Squaw Valley’s Travis Ganong fifth in Birds of Prey downhill | SierraSun.com

Squaw Valley’s Travis Ganong fifth in Birds of Prey downhill

Sun Staff and U.S. Ski Team report
Squaw Valley skier Travis Ganong, shown in a training run at Beaver Creek, Colo., last season, finished fifth in the Birds of Prey Downhill on Friday.
Courtesy Jack Affleck / Vail Resorts |

BEAVER CREEK, Colo. — Squaw Valley skier Travis Ganong recorded a fifth-place finish and Steven Nyman placed third in the Audi Birds of Prey downhill in Beaver Creek, Colo., on Friday.

Kjetil Jansrud of Norway, who won both the super G and downhill in Lake Louise the previous week, earned another win while Beat Feuz of Switzerland finished second.

The notoriously well-prepped Audi Birds of Prey course looked fast on Friday, with light snow falling in the early morning, but clearing up in time for the first run. 

Seven Americans ran the downhill in total. Ted Ligety finished in 28th, Andrew Weibrecht 30th, Marco Sullivan of Squaw Valley 38th, Jared Goldberg 40th, Bryce Bennett of Squaw Valley 52nd and Tommy Biesemeyer 53rd.

The American crowd exploded when Nyman podiumed, but they were just as loud when Ganong came down in fourth place, eventually finishing in fifth overall.

“Once you get that momentum, it’s hard to stop. I’m hoping I snowball it in,” Ganong said. “I’ve actually been top 10 at every race since Kitzbuhel last year, so I’ve had good consistency there. Hopefully, I can step on top of the podium a couple times this year. I’d like to try for the overall in downhill. I’m a little ways off, but it’s not out of the question.”

Jitloff top 25 in super G

Tim Jitloff of Truckee was one of five American men who finished among the top 25 in the Audi Birds of Prey super G at Beaver Creek on Saturday.

Andrew Weibrecht led the charge with a 10th-place finish, while Hannes Reichelt of Austria snagged the victory and the seemingly unstoppable Jansrud made an unbelievable recovery to finish second. France’s Alexis Pinturault rounded out the podium in third.

The conditions on the Birds of Prey super G track were “money,” as every coach noted, however, the course set was fairly challenging at the top steeps before it opened up and was straight the rest of the way. There were a couple of big turns thrown into the mix, which threw a lot of guys off and kept the crowd on their feet with incredible recoveries.

Jitloff skied a solid race to record his 24th-place finish, which marked the first World Cup super G points of his career.

“It was nice to see.
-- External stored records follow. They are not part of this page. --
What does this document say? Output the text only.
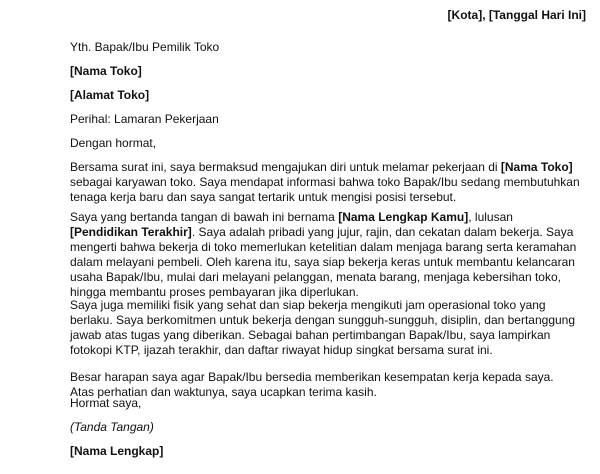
[Kota], [Tanggal Hari Ini]
Yth. Bapak/Ibu Pemilik Toko
[Nama Toko]
[Alamat Toko]
Perihal: Lamaran Pekerjaan
Dengan hormat,
Bersama surat ini, saya bermaksud mengajukan diri untuk melamar pekerjaan di [Nama Toko]
sebagai karyawan toko. Saya mendapat informasi bahwa toko Bapak/Ibu sedang membutuhkan
tenaga kerja baru dan saya sangat tertarik untuk mengisi posisi tersebut.
Saya yang bertanda tangan di bawah ini bernama [Nama Lengkap Kamu], lulusan
[Pendidikan Terakhir]. Saya adalah pribadi yang jujur, rajin, dan cekatan dalam bekerja. Saya
mengerti bahwa bekerja di toko memerlukan ketelitian dalam menjaga barang serta keramahan
dalam melayani pembeli. Oleh karena itu, saya siap bekerja keras untuk membantu kelancaran
usaha Bapak/Ibu, mulai dari melayani pelanggan, menata barang, menjaga kebersihan toko,
hingga membantu proses pembayaran jika diperlukan.
Saya juga memiliki fisik yang sehat dan siap bekerja mengikuti jam operasional toko yang
berlaku. Saya berkomitmen untuk bekerja dengan sungguh-sungguh, disiplin, dan bertanggung
jawab atas tugas yang diberikan. Sebagai bahan pertimbangan Bapak/Ibu, saya lampirkan
fotokopi KTP, ijazah terakhir, dan daftar riwayat hidup singkat bersama surat ini.
Besar harapan saya agar Bapak/Ibu bersedia memberikan kesempatan kerja kepada saya.
Atas perhatian dan waktunya, saya ucapkan terima kasih.
Hormat saya,
(Tanda Tangan)
[Nama Lengkap]
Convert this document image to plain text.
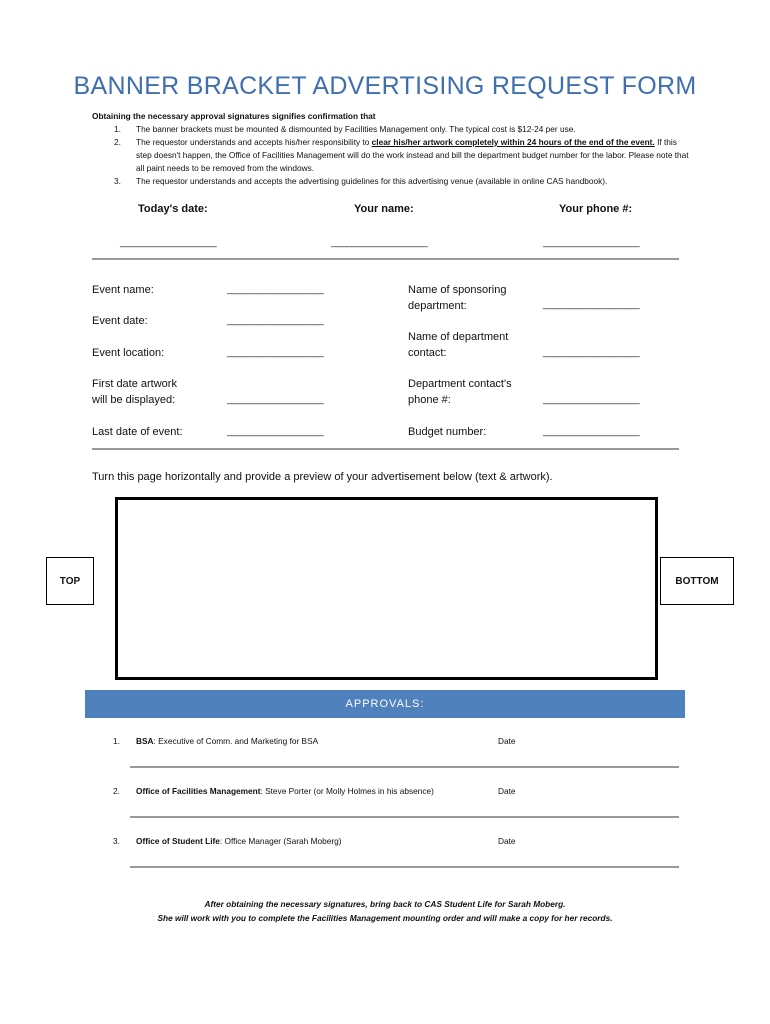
BANNER BRACKET ADVERTISING REQUEST FORM
Obtaining the necessary approval signatures signifies confirmation that
1. The banner brackets must be mounted & dismounted by Facilities Management only. The typical cost is $12-24 per use.
2. The requestor understands and accepts his/her responsibility to clear his/her artwork completely within 24 hours of the end of the event. If this step doesn't happen, the Office of Facilities Management will do the work instead and bill the department budget number for the labor. Please note that all paint needs to be removed from the windows.
3. The requestor understands and accepts the advertising guidelines for this advertising venue (available in online CAS handbook).
Today's date:	Your name:	Your phone #:
___________________	___________________	___________________
Event name:	___________________
Event date:	___________________
Event location:	___________________
First date artwork
will be displayed:	___________________
Last date of event:	___________________
Name of sponsoring
department:	___________________
Name of department
contact:	___________________
Department contact's
phone #:	___________________
Budget number:	___________________
Turn this page horizontally and provide a preview of your advertisement below (text & artwork).
TOP	BOTTOM
APPROVALS:
1. BSA: Executive of Comm. and Marketing for BSA	Date
2. Office of Facilities Management: Steve Porter (or Molly Holmes in his absence)	Date
3. Office of Student Life: Office Manager (Sarah Moberg)	Date
After obtaining the necessary signatures, bring back to CAS Student Life for Sarah Moberg.
She will work with you to complete the Facilities Management mounting order and will make a copy for her records.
He skied the top more aggressively,” said U.S. men’s head Sasha Rearick.

Trailing Weibrecht was Ligety in 11th, Biesemeyer in 25th, Ganong in 28th, Jared Goldberg in 32nd, Bennett in 42nd and Nyman with a DNF.

Ligety wins GS, Jitloff 9th

Ligety destroyed the field in Sunday’s giant slalom to extend his winning streak at Beaver Creek to five consecutive years.

Ligety’s second run down the Birds of Prey piste will go down in legend, faster than Benni Raich, Alexis Pinturault and Marcel Hirscher. It was Ligety’s 23rd giant slalom win, matching famed Michael von Grünigen from Switzerland, one of his childhood heroes. Next on the hit list is Ingemar Stenmark, who has 46 wins.

“Any day you win a World Cup race is a good day, especially so on home soil — in front of the home crowd and friends and family,” said Ligety, who was just over two weeks removed from surgery on a fractured left wrist. “Second run was great. I was little frustrated after the first run; I didn’t ski the way I wanted to. The second run, I was able to find the groove a little better.”

It was a strong day overall for the U.S. Ski Team with two other men scoring World Cup points, including Jitloff, who improved from 11th after his first run to finish ninth. After a thrilling second run, slalom specialist David Chodounsky placed 17th.

“I didn’t want to come into the second run with the approach of, ‘I’ve got to do something special to get in the top 10,’” Jitloff said. “I just want to ski consistently, and the way I have been should be enough. As long as I continue with that kind of stable approach, I’ll be fine.”

Sugar Bowl skier Mark Engel started but did not finish his first run.